In $\triangle ABC : A(-2,7)$ and $C(7,-5)$. The length of the altitude to $AC$ is $5$ and the length of the altitude to $BC$ is $\sqrt45$. I need to find the coordinates of $B$, given that this point is below $AC$.
I have started by finding the equation of $AC$ to be: $y=\frac{-4}{3}x + \frac{13}{3}$. Then I moved on and using the formula for distance between a line and a point I found that the $y$ coordinate of $B$ equals $\frac{-4}{3}$ times the $x$ coordinates of $B - 4$ .... (In other words, $Y_B = \frac{-4}{3}X_B -4$).
Then I got stuck. Since I know the final answer, I could plot this, but it did not help me solve the problem. I am attaching the plot in case my explanation wasn't clear enough.

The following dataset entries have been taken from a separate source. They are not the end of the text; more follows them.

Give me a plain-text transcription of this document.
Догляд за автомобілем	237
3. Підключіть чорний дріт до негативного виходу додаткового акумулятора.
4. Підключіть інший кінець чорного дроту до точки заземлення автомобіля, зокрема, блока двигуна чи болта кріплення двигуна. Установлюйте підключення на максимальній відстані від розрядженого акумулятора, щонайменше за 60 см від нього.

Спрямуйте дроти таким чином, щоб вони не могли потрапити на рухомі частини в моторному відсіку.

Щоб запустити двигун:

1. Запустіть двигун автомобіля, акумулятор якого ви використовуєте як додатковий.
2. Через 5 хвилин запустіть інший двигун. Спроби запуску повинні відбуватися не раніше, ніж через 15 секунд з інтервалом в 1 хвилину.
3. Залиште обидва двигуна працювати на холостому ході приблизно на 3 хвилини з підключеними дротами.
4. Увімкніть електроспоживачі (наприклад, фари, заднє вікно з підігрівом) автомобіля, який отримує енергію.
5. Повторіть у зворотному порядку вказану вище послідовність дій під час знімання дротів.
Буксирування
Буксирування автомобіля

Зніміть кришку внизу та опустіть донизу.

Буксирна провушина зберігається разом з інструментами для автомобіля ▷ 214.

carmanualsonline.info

I have a problem both with the way of solving and the algebra here. I will need any appropriate help. Thank you in advance !
If $B=(x,y)$, you can build 2 equations of the variables $x,y$ and calculate them.
Using the distance equation between point and line, the distance between $B$ and $AC$ is $\frac{|4x+3y-13|}{5}$. and the distance between $A$ and $BC$ is $\frac{|12x+9y-39|}{\sqrt{(x-7)^2+(y-5)^2}}$.
using the details in the question you need to solve the following equations:
$\frac{|4x+3y-13|}{5}=5$
$\frac{|12x+9y-39|}{\sqrt{(x-7)^2+(y-5)^2}}=\sqrt{45}$
Solving the equation you get $(x,y)=(-3,0)$